I also had the best tasting cheesecake I've ever had. Mannings Bakery (found in Blanchardstown Shopping Centre, or The Square, Tallaght, or Thomas Street, Dublin 8) have little tub cheesecakes that are really really really good. I had the strawberry one but I'm sure the others are great too. I think they have vanilla and lemon or something.

Despite having huge cheeseburger last week, with chunky chips, I still lost weight. See, this is why I love Weightwatchers. You can eat whatever you want. It's all about when and how much, and controlling what else you eat too.

Tuesday, May 4, 2010

065 - Sim-ple Life...

My xbox 360 broke quite a while ago, and since then my "gaming" (if you could call it that) has been restricted to mucking about on my Wii. Today I was introduced to The Sims 3...

I played at least one of the others on both
Playstation 2 and PC, and I had all the expansion packs, and while I liked it for about a day I couldn't really see much appeal in the limited gameplay. The most I did was build and decorate houses that my Sim would never be able to afford.

Sims 3, however, is a whole different kettle of fish. It sings sweet serenades to my heartsick imagination and role-playing enthusiasm. You can literally do anything you want in that game. Its taken all the nice bits about Sims 2, made them totally excellent bits, and thrown in about five times more excellent bits for good measure. It is very awesome.
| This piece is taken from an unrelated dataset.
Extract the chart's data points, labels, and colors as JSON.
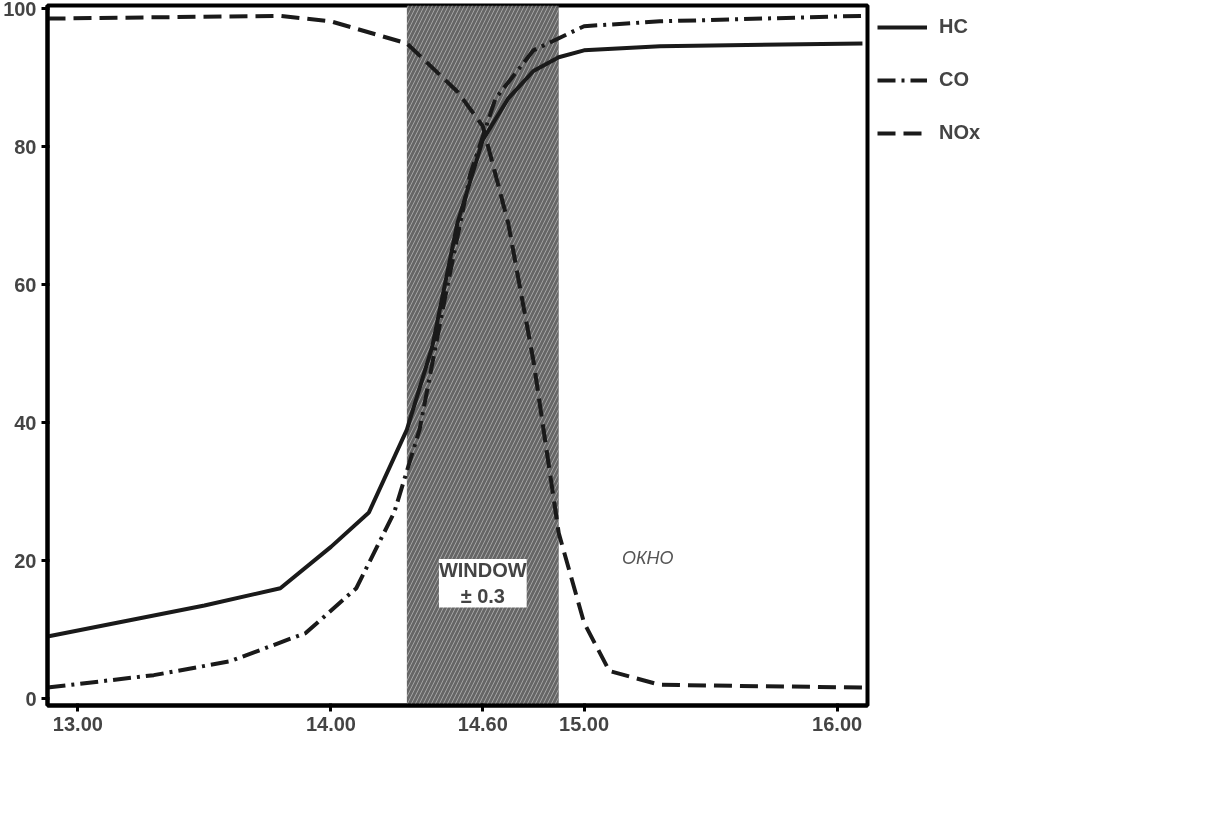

Now I just need my own copy...

Monday, May 3, 2010

064 - Comfort

I just wanted to say that I was surprised to discover that I'd forgotten how to be completely relaxed and at ease around someone other than my sister. I have many friends that I love being around, having fun and getting up to no good, but when the fun and excitement dies down I often find myself ever so slightly uneasy. Like I should be doing something to amuse someone.
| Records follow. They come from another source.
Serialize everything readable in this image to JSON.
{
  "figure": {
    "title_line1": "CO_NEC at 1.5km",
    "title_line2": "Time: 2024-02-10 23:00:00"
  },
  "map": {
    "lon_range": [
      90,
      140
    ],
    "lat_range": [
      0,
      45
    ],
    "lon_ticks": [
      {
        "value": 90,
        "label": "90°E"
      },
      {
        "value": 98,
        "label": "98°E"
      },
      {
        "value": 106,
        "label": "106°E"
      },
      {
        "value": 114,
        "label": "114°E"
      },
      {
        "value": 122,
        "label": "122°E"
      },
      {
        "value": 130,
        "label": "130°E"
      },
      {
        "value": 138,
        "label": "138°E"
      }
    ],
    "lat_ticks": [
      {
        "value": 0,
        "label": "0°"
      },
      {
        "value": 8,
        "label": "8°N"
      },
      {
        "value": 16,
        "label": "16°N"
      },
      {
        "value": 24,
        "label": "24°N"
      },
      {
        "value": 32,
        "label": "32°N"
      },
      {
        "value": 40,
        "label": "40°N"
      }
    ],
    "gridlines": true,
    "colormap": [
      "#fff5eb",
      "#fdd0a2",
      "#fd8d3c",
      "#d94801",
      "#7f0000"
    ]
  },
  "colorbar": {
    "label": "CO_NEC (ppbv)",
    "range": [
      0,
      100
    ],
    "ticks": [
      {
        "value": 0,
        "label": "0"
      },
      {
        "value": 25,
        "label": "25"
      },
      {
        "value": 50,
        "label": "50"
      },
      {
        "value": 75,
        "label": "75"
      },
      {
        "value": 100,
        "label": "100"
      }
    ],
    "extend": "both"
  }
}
This weekend there was a period of no excitement, sitting still, not doing much of anything, when I realised I was really content and comfortable with the doing of nothing. The pressure and discomfort I expected to feel didn't exist at all, and it felt good.

Sunday, May 2, 2010

063 - Revelation


Thanks to the lovely Matt, I've realised the reason I left Facebook had a very simple and effective solution. I had no idea you could specifically block people! To the point where they don't even exist! Nearly. They don't show up anywhere as far as I can see, and that includes other people's pages, info, and anything else you can think of. So my block list has grown considerably and
Facebook should now be fun once more. For now, anyway.

I went to see Iron Man 2 yesterday, again, and it is still great.

I also got a new phone. You can't see from the picture, but the back is white with a Hello Kitty picture on it. And it's touchscreen, and has a lot of features that have been impressing my dear *cough* and many iphone user friends. And it only cost €99.

I think... win?

Saturday, May 1, 2010

062 - Iron Man 2 (Movie Review)

I sort of didn't want to go see this, but I somehow managed to get roped into telling two different people that I would see it with them. Yup. I went from not wanting to see it to having to see it twice.

I went with my sister yesterday, because she's my sister and while Iron Man was never really my thing, she loved it and
funs time with my sister is always, well, good fun. So I said I'd go. And uh...

IT WAS
FRICKIN' AMAZING!

Well,
ok, its no Avatar (don't kill me) but it was a really great movie nonetheless. It was hysterically funny even I, who has never read a comic book, enjoyed it immensely.

I wish I could talk about the parts that I liked, but I really don't want to ruin it for anyone. If you liked the first movie, you'll love this one. If you didn't like the first movie, or never saw it, give this one a go anyway.

Robert
Downey Jr. is very easy on the eyes, at least. And Scarlett Johansson is hott. Yep, she gets two 't's. Don't hate me. You know you would too.